Two Numbers: Syrian Government Forces Are Targeting Doctors as a Weapon of War

NumbersAleppo
Maëlle Doliveux

The number of doctors in Syria's rebel-held eastern Aleppo has been reduced to no more than 80, as the vast majority have been killed or fled, according to New York-based nonprofit Physicians for Human Rights.

The city is divided into two sections, with rebels of various factions controlling the east and government forces holding the western districts. Physicians for Human Rights produced a report on the eastern part of the city, where it said the population has fallen from around 1.2 million in 2010 to around 300,000 since the country's civil war broke out in 2011. (The total prewar population of Aleppo was more than 2 million, making it Syria's largest city.)

In 2010, 1,500 doctors were working in the eastern part of Aleppo, the report said. Now 80 doctors, at most, are still working, but the actual number at any given moment is between 37 and 50, as these doctors regularly take time off to rest in Turkey and elsewhere after working long hours for days on end in crisis conditions.
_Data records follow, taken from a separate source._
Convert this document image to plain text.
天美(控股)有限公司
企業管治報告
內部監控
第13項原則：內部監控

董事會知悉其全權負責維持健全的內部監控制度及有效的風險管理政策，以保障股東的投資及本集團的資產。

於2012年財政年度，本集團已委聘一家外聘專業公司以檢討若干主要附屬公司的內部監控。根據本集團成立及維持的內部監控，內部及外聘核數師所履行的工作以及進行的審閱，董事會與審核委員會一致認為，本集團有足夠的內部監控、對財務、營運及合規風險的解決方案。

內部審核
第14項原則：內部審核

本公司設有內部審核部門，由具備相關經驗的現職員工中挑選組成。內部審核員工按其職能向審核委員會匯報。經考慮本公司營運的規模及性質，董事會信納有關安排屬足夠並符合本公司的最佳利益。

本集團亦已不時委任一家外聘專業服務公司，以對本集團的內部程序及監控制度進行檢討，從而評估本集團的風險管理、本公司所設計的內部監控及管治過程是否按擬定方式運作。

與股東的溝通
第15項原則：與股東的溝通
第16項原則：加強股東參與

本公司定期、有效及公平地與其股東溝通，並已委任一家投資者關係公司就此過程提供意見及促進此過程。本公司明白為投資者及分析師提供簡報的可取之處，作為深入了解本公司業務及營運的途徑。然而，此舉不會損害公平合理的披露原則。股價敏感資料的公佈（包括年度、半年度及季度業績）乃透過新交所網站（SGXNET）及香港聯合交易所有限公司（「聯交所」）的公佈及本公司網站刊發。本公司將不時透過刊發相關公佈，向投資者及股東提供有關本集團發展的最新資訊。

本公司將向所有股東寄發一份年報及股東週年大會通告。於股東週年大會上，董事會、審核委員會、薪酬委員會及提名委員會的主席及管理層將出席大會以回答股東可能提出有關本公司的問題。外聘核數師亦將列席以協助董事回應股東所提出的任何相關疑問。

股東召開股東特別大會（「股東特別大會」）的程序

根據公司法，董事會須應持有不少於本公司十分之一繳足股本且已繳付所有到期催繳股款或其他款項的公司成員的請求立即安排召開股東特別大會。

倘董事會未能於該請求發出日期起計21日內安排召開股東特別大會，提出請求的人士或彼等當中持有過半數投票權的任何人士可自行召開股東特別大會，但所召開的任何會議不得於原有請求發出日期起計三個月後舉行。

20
The report said around 95 percent of Aleppo's doctors have been killed, detained or have fled the city. That means there's now roughly one doctor for every 7,000 people in eastern Aleppo, compared with one doctor for every 800 people in 2010 . The number of specialists has dwindled, leaving just one cardiologist, one neurologist, one female gynecologist and one or two urologists. The doctors who remain are mostly treating acute injuries from barrel bombs, and many are learning on the job, having had little experience before the war in performing amputations or surgeries.

Doctors working in eastern Aleppo who were interviewed by Physicians for Human Rights said that the burnout rate is high and that they live in constant fear of aerial bombardment, which has pushed many medical facilities underground. Around 200 nurses are thought to be still working with the remaining doctors.

Syrian government forces have attacked 45 hospitals in the past four years, according to Physicians for Human Rights. Since March 2011, 687 health care workers, including veterinarians, medical students and dentists, have been killed in Syria, and nearly 300 medical facilities have been destroyed. "We see this as a terrifying precedent for what could indeed be a very effective weapon of war," says Michele Heisler, co-author of the Physicians for Human Rights report and a University of Michigan professor of internal medicine, health behavior and health education. "Once you start targeting hospitals so people can't give or receive medical care, it is an insidiously effective way of sowing terror."